Сейчас всё это проплыло перед глазами Павлуши с какой-то синематографической отчётливостью. Ему было нестерпимо стыдно за этот выстрел, который только один и сделал "Сенявин", чтобы утром бесславно сдаться, и он дивился величию духа японского командира, с таким ледяным спокойствием ожидавшего своей гибели. И тут же он вспомнил, как на следующий день лили в дула орудий азотную кислоту, и это сейчас представлялось таким школярством, что он презрительно расхохотался.
* * *
В доме стояла мёртвая тишина, а снаружи неистовствовал ноябрь. Ветер бил в окна так, что дрожали стекла. Павлуша, подперев рукой свой красивый подбородок, задумчиво смотрел на жука, на жемчужины на его боках и вспомнил о том, как Адель сказала, что китайцы толкут жемчуг и добавляют в пищу для увеличения мужской силы.
Павлуша на минутку выглянул из комнаты, кликнул Гапу и велел зажечь на стенах спиртовые фонари.

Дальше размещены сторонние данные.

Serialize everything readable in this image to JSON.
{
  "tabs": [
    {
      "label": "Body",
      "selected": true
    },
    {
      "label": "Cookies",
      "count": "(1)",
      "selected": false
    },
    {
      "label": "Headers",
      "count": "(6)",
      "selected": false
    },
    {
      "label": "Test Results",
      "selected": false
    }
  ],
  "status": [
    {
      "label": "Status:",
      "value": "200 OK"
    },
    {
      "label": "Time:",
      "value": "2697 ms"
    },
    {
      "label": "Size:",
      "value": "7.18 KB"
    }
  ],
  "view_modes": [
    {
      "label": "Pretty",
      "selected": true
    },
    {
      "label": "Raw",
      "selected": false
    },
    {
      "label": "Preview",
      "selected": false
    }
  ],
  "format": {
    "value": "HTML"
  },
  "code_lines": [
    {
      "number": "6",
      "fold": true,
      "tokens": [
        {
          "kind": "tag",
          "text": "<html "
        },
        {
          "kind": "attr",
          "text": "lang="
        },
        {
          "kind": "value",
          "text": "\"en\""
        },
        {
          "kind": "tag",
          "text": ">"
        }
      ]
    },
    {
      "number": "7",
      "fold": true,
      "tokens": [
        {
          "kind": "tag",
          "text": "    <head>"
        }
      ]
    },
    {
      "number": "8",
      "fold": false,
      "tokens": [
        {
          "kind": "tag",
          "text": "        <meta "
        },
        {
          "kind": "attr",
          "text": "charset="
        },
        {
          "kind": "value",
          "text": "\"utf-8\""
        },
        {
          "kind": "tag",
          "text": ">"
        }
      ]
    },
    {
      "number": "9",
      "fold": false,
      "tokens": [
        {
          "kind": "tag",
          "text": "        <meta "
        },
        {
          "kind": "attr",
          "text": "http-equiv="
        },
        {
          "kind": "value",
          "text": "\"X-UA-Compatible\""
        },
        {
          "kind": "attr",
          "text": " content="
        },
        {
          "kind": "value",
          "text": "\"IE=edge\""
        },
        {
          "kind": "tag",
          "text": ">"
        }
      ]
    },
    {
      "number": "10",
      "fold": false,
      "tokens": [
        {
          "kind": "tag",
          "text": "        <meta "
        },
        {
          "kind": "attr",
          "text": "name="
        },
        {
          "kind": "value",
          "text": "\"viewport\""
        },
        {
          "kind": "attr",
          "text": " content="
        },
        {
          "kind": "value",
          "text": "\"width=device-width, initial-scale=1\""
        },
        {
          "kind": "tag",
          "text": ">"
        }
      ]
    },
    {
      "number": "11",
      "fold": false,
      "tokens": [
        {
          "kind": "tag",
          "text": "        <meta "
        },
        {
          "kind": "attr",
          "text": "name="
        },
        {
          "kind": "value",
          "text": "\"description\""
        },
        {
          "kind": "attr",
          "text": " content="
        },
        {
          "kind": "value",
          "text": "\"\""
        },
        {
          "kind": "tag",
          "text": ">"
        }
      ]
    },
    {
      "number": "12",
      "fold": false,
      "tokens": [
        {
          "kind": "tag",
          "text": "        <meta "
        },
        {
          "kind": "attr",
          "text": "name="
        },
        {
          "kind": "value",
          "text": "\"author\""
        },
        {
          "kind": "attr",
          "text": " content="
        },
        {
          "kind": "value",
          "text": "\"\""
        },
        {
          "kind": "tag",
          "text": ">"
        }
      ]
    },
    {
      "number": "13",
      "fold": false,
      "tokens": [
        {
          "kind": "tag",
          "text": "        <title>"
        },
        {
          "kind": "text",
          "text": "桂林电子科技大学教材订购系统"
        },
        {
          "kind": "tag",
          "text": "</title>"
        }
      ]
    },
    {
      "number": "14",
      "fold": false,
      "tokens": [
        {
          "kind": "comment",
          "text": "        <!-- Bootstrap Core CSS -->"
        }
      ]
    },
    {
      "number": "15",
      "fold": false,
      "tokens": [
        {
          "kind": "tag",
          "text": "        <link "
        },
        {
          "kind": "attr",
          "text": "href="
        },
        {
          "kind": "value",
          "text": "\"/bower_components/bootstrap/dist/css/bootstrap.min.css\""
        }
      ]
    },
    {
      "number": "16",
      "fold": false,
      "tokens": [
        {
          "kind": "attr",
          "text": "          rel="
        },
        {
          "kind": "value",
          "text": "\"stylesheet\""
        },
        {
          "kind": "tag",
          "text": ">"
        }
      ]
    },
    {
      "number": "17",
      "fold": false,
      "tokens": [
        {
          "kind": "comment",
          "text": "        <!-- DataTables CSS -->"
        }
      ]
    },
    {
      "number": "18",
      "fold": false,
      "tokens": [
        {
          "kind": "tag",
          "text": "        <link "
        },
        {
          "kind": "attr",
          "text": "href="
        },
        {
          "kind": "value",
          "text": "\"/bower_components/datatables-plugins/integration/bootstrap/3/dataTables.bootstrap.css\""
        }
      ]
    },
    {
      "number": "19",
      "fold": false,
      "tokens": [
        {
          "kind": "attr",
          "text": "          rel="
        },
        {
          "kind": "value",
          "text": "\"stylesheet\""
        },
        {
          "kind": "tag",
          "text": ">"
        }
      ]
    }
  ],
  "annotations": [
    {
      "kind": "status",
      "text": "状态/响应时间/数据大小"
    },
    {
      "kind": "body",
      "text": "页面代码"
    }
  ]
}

Пока исполнялось его распоряжение, Павлуша надел морскую тужурку, сунул в карман заряженный "Смит и Вессон", который приобрел в Киото сразу после официального освобождения из плена, заплатив за него из тех сорока английских фунтов, которые ревизор выдал всем офицерам перед сдачей. "Дрянь пистолетик", – подумал он, взвесив револьвер на ладони, как бы сомневаясь в том, что он способен служить той цели, для которой создан, и с яростью вспомнил свой браунинг, который пришлось выбросить в воду.
Когда шаги Гапы стихли, он вышел в зало. Свет от разгоревшихся ламп пал на картины, украшавшие стены. С тусклых портретов смотрели на него мужчины в екатерининских камзолах и женщины в серебристых платьях с открытыми лифами. Зрачки их блеснули под тёмным лаком. Павлуша, проходя мимо, заглядывал им в глаза своим обычным прямым, открытым взглядом, и эти глаза говорили ему, что есть нечто, что важнее самой жизни, – именно то, что и делает человека человеком.
С непокрытой головой он вышел на крыльцо. Шаги его гулко разнеслись по пустым испуганным комнатам. На улице его сразу обдало ветром, поднимавшим горькую прель. Непогода шквалом обрушилась на него. "Ого, – даже как-то весело подумал он, – да это шторм! Теперь если бы в море, на хорошем корабле! – зюйдвестка, дождевик, резиновые сапоги… льёт сверху; поддаёт из-за борта; мотает – едва устоять… Но корабль держится хорошо; место известно; курс точен, и – свисти, ветер, хлещи, волна, – я сильнее! Приду, куда хочу!" Какие это были минуты горделивого сознания своей силы!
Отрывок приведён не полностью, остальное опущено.